Existentially Speaking

I was going to write this as a blog. Then it got long enough I thought, Maybe I can get some money for it. I sent it to Broad Street, but it decided it didn’t suit the demographics for which it was aiming. So here it is. (I’m not sure why I wrote it in the third-person. Adele says it was for “Distance.”

EXISTENTIALLY SPEAKING

For a while, after leaving his six-month appointment with Dr. M, Levin felt fine.

His echo-cardiogram had been good. His increased Lipitor dose had his HDL/LDL balance back where Dr. M wanted, so the new drug would not be necessary. She had dismissed his reported shortness of breath when walking up hills with a “And a hot stick in the eye stings.” But she had raised the question of his blood thinner.

After Levin’s second heart attack, which had occurred because he had turned out to be among the small percentage of the population resistant to Plavix, Dr. M had put him on Effient, which had been developed a year or two earlier. Normally people stay on a blood thinner a year or two, but Levin had been on his five. He had been off it for a few months in 2014, but after an incident of chest pain, Dr. M had put him back on. It might have been nothing, but given his history…
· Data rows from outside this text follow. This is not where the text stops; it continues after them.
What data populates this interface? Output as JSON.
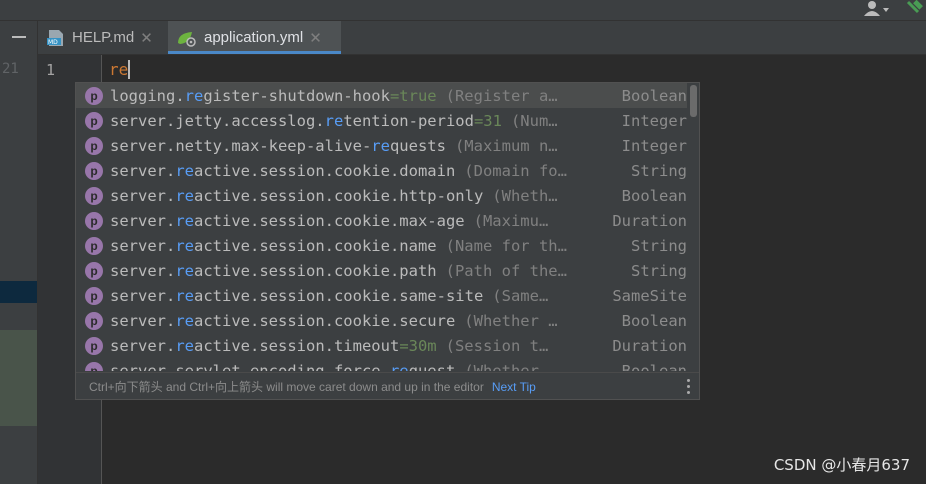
{
  "tabs": [
    {
      "label": "HELP.md",
      "icon": "markdown-file-icon",
      "active": false
    },
    {
      "label": "application.yml",
      "icon": "spring-yaml-file-icon",
      "active": true
    }
  ],
  "gutter": {
    "line_number": "1",
    "partial_number": "21"
  },
  "editor": {
    "typed_text": "re"
  },
  "completion": {
    "items": [
      {
        "badge": "p",
        "pre": "logging.",
        "hl": "re",
        "post": "gister-shutdown-hook",
        "default": "=true",
        "desc": "(Register a…",
        "type": "Boolean"
      },
      {
        "badge": "p",
        "pre": "server.jetty.accesslog.",
        "hl": "re",
        "post": "tention-period",
        "default": "=31",
        "desc": "(Num…",
        "type": "Integer"
      },
      {
        "badge": "p",
        "pre": "server.netty.max-keep-alive-",
        "hl": "re",
        "post": "quests",
        "default": "",
        "desc": "(Maximum n…",
        "type": "Integer"
      },
      {
        "badge": "p",
        "pre": "server.",
        "hl": "re",
        "post": "active.session.cookie.domain",
        "default": "",
        "desc": "(Domain fo…",
        "type": "String"
      },
      {
        "badge": "p",
        "pre": "server.",
        "hl": "re",
        "post": "active.session.cookie.http-only",
        "default": "",
        "desc": "(Wheth…",
        "type": "Boolean"
      },
      {
        "badge": "p",
        "pre": "server.",
        "hl": "re",
        "post": "active.session.cookie.max-age",
        "default": "",
        "desc": "(Maximu…",
        "type": "Duration"
      },
      {
        "badge": "p",
        "pre": "server.",
        "hl": "re",
        "post": "active.session.cookie.name",
        "default": "",
        "desc": "(Name for th…",
        "type": "String"
      },
      {
        "badge": "p",
        "pre": "server.",
        "hl": "re",
        "post": "active.session.cookie.path",
        "default": "",
        "desc": "(Path of the…",
        "type": "String"
      },
      {
        "badge": "p",
        "pre": "server.",
        "hl": "re",
        "post": "active.session.cookie.same-site",
        "default": "",
        "desc": "(Same…",
        "type": "SameSite"
      },
      {
        "badge": "p",
        "pre": "server.",
        "hl": "re",
        "post": "active.session.cookie.secure",
        "default": "",
        "desc": "(Whether …",
        "type": "Boolean"
      },
      {
        "badge": "p",
        "pre": "server.",
        "hl": "re",
        "post": "active.session.timeout",
        "default": "=30m",
        "desc": "(Session t…",
        "type": "Duration"
      },
      {
        "badge": "p",
        "pre": "server.servlet.encoding.force-",
        "hl": "re",
        "post": "quest",
        "default": "",
        "desc": "(Whether…",
        "type": "Boolean"
      }
    ],
    "footer_tip": "Ctrl+向下箭头 and Ctrl+向上箭头 will move caret down and up in the editor",
    "next_tip_label": "Next Tip"
  },
  "watermark": "CSDN @小春月637",
  "colors": {
    "accent": "#4a88c7",
    "highlight": "#589df6",
    "badge": "#9876aa",
    "default_value": "#6a8759"
  }
}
Now he had passed the point where there was reliable data. The risk if he stayed on, Dr. M had explained, was a major bleed in his brain. But if he stopped, Levin risked an “incident” that might be something.

There had been some moments of silence, during which Levin had noted that Dr. M was not asserting a recommendation. There was no question, he knew, but that Dr. M was deeply concerned about him and his wife Adele. The weight, he had thought, of a doctor in her position must be enormous.

“My inclination,” he’d said, “is to risk the latter.” He’d had experience with “incidents” and none of them had killed him. Images of friends who’d suffered strokes had dropped into his mind like skeletons before children during a Fun House visit.

“I’m inclined the same,” Dr. M had said.

“Me too,” Adele said. “I don’t think either Bob or I would do well with a brain bleed.”

Levin would have a stress test. If that showed, as Dr. M and he he hoped – and expected – that his heart was strong and his vessels clear, she would stop the Effient.

Meanwhile she raised his Lexapro.

He was not long removed from the examination room before that seemed a good idea. The shell of well-being and positive feelings Levin had established in his recent hospital-free years had shattered. It seemed a delusion and he seemed a fool and all the activities in which had engaged with reliable ensuing pleasure seemed nonsense. There was a pit into which he was falling,

It continued for 24-hours. Then, even before the anti-depressant could be working, though it still seemed a b’rakhot, his mood floated upwards. An existential clarity seemed to adhere to his dilemma. Were we not all, Levin thought, walking around, unknowing, second-to-second, if our brains would bleed, our hearts clog, or a piano dropping four floors strike us?

He looked forward to stepping on the treadmill and seeing where it took him.